Re: [PATCH v2] timekeeping: move multigrain timestamp floor handling into timekeeper
From: John Stultz
Date: Thu Sep 12 2024 - 16:11:56 EST
On Thu, Sep 12, 2024 at 11:02 AM Jeff Layton <jlayton@xxxxxxxxxx> wrote:
>
> The kernel test robot reported a performance hit in some will-it-scale
> tests due to the multigrain timestamp patches. My own testing showed
> about a 7% drop in performance on the pipe1_threads test, and the data
> showed that coarse_ctime() was slowing down current_time().

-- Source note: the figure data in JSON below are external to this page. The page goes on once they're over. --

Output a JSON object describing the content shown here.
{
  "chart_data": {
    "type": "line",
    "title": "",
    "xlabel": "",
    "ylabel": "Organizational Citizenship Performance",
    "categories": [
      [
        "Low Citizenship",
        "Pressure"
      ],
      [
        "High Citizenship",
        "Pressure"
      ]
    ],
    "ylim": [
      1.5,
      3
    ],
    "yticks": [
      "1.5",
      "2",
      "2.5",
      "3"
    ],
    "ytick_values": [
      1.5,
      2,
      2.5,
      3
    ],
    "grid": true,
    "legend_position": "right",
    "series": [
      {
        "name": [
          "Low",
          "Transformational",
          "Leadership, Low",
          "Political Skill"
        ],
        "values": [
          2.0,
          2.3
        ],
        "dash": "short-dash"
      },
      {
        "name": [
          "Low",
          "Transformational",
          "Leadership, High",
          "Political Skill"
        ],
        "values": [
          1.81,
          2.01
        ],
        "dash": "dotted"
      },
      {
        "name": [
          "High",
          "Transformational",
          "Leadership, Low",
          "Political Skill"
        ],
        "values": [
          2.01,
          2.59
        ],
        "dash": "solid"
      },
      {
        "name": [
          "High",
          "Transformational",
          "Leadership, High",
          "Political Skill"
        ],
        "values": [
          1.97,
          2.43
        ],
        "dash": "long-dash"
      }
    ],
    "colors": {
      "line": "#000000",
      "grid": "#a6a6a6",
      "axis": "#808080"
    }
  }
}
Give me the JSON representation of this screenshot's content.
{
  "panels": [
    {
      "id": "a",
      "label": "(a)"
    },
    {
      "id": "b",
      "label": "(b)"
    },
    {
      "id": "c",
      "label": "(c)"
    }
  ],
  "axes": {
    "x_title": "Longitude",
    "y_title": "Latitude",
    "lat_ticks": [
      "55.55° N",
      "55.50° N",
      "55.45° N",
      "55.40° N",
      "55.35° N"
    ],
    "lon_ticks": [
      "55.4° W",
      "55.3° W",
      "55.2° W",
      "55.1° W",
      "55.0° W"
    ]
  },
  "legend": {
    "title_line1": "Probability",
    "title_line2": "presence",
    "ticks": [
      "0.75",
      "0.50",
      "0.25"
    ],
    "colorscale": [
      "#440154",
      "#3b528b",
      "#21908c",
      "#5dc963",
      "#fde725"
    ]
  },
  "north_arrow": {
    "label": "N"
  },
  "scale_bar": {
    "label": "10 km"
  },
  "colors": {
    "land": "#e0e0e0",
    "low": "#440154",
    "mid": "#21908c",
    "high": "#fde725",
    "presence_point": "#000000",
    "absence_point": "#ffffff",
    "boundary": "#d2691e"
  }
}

So, you provided some useful detail about why coarse_ctime() was slow
in your reply earlier, but it would be good to preserve that in the
commit message here.
> Move the multigrain timestamp floor tracking word into timekeeper.c. Add
> two new public interfaces: The first fills a timespec64 with the later
> of the coarse-grained clock and the floor time, and the second gets a
> fine-grained time and tries to swap it into the floor and fills a
> timespec64 with the result.
>
> The first function returns an opaque cookie that is suitable for passing
> to the second, which will use it as the "old" value in the cmpxchg.
The cookie usage isn't totally clear to me right off. It feels a bit
more subtle then I'd expect.
> diff --git a/kernel/time/timekeeping.c b/kernel/time/timekeeping.c
> index 5391e4167d60..bb039c9d525e 100644
> --- a/kernel/time/timekeeping.c
> +++ b/kernel/time/timekeeping.c
> @@ -114,6 +114,13 @@ static struct tk_fast tk_fast_raw ____cacheline_aligned = {
> .base[1] = FAST_TK_INIT,
> };
>
> +/*
> + * This represents the latest fine-grained time that we have handed out as a
> + * timestamp on the system. Tracked as a monotonic ktime_t, and converted to the
> + * realtime clock on an as-needed basis.
> + */
> +static __cacheline_aligned_in_smp atomic64_t mg_floor;
> +
So I do really like this general approach of having an internal floor
value combined with special coarse/fine grained assessors that work
with the floor, so we're not impacting the normal hotpath logic
(basically I was writing up a suggestion to this effect to the thread
with Arnd when I realized you had follow up patch in my inbox).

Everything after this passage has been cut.